Tai and Tristan then went to set a fixed line for us to get to the summit and Mike climbed to the summit to get the rappel set. Since the actual summit of Sahale is small, and since only two or three people could be at the summit at the same time, it was decided that one person would be going up the fixed line and after a couple of quick summit photos, they would rappel while the next person would ascend via the fixed line, repeating this process until everyone had summited. The plan was remarkably efficient and we had all summited and rappelled down by 6:30am. Meanwhile, the sun rose and we had beautiful views of Glacier Peak to our south, Mt. Baker and Mt. Shuksan off in the distance in the northwest, and Forbidden Peak and El Dorado also off to our north and northwest.
After eating our summit treats, drinking water, and applying sunscreen, it was time to descend the same way we came up. Our rope team which was the first coming up, became the last rope team with Tristan removing the pickets. We made our way down the ridge and then stopped to get our crampons on one last time. We noticed that while it was sunny at the summit, fog and clouds were rolling in and we could not see the camp from the ridge. As such, with reduced visibility, we would need to take extra care to be aware the crevasses around us.

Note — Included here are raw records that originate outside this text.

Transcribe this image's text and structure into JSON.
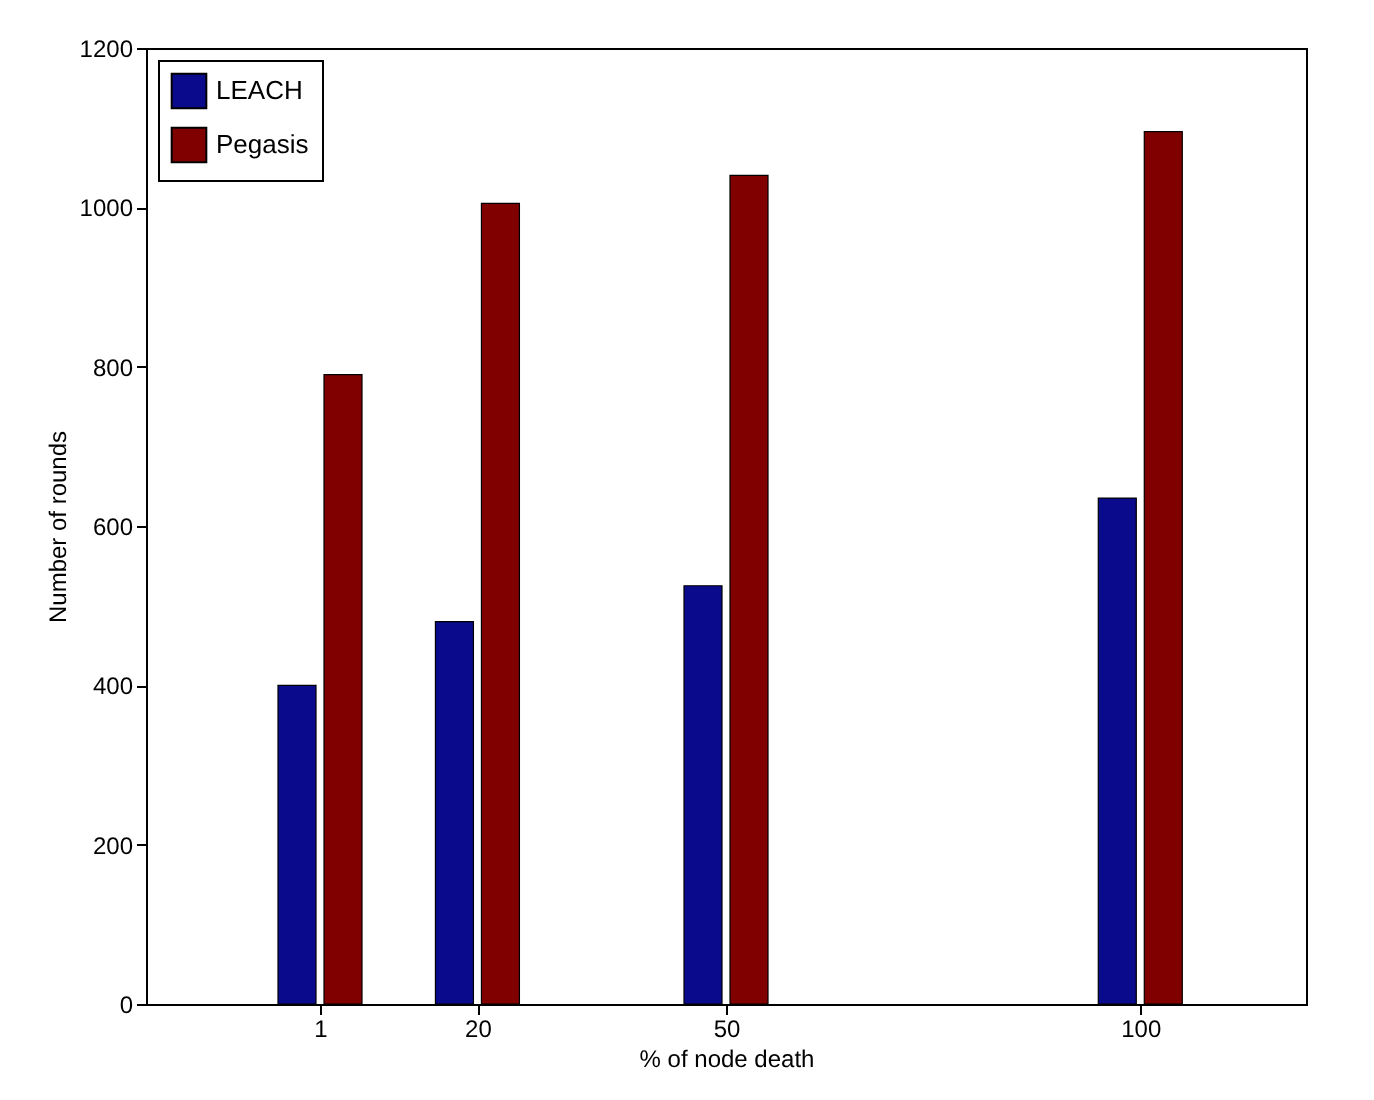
{
  "chart_data": {
    "type": "bar",
    "xlabel": "% of node death",
    "ylabel": "Number of rounds",
    "x": [
      1,
      20,
      50,
      100
    ],
    "xlim": [
      -20,
      120
    ],
    "xticks": [
      1,
      20,
      50,
      100
    ],
    "ylim": [
      0,
      1200
    ],
    "yticks": [
      0,
      200,
      400,
      600,
      800,
      1000,
      1200
    ],
    "series": [
      {
        "name": "LEACH",
        "color": "#0a0a8c",
        "values": [
          400,
          480,
          525,
          635
        ]
      },
      {
        "name": "Pegasis",
        "color": "#800000",
        "values": [
          790,
          1005,
          1040,
          1095
        ]
      }
    ],
    "legend": "top left",
    "grid": false
  }
}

The three groups descended into the clouds following the boot tracks of previous climbers, but at one point, the first rope team lost track of the boot tracks, so our rope team, let by Tai, took over leading and Tai, somehow, got us back to the camp even though we did not have clear views. We were back at camp by 9:45am
We set a goal of having camp packed up and be back on the trail by 11 and sure enough, at 11am, we were ready to go. The travel was slow as we had to stop to take care of one climber's blisters, and then after getting out of Boston Basin, had to deal with the stream crossings and blow down of the climber's trail. We got back to the cars, all of us exhausted, but safe, at 3:45pm. After congratulating each other, we got into our cars and headed home.
It was a good climb. We had beautiful views, nice weather, and the group got along really well. I would love to go back to Sahale one day and try the more popular Sahale Arm route. I also have to say that the whole North Cascades National Park area is absolutely amazing and I highly recommend visiting even if it is for a day hike.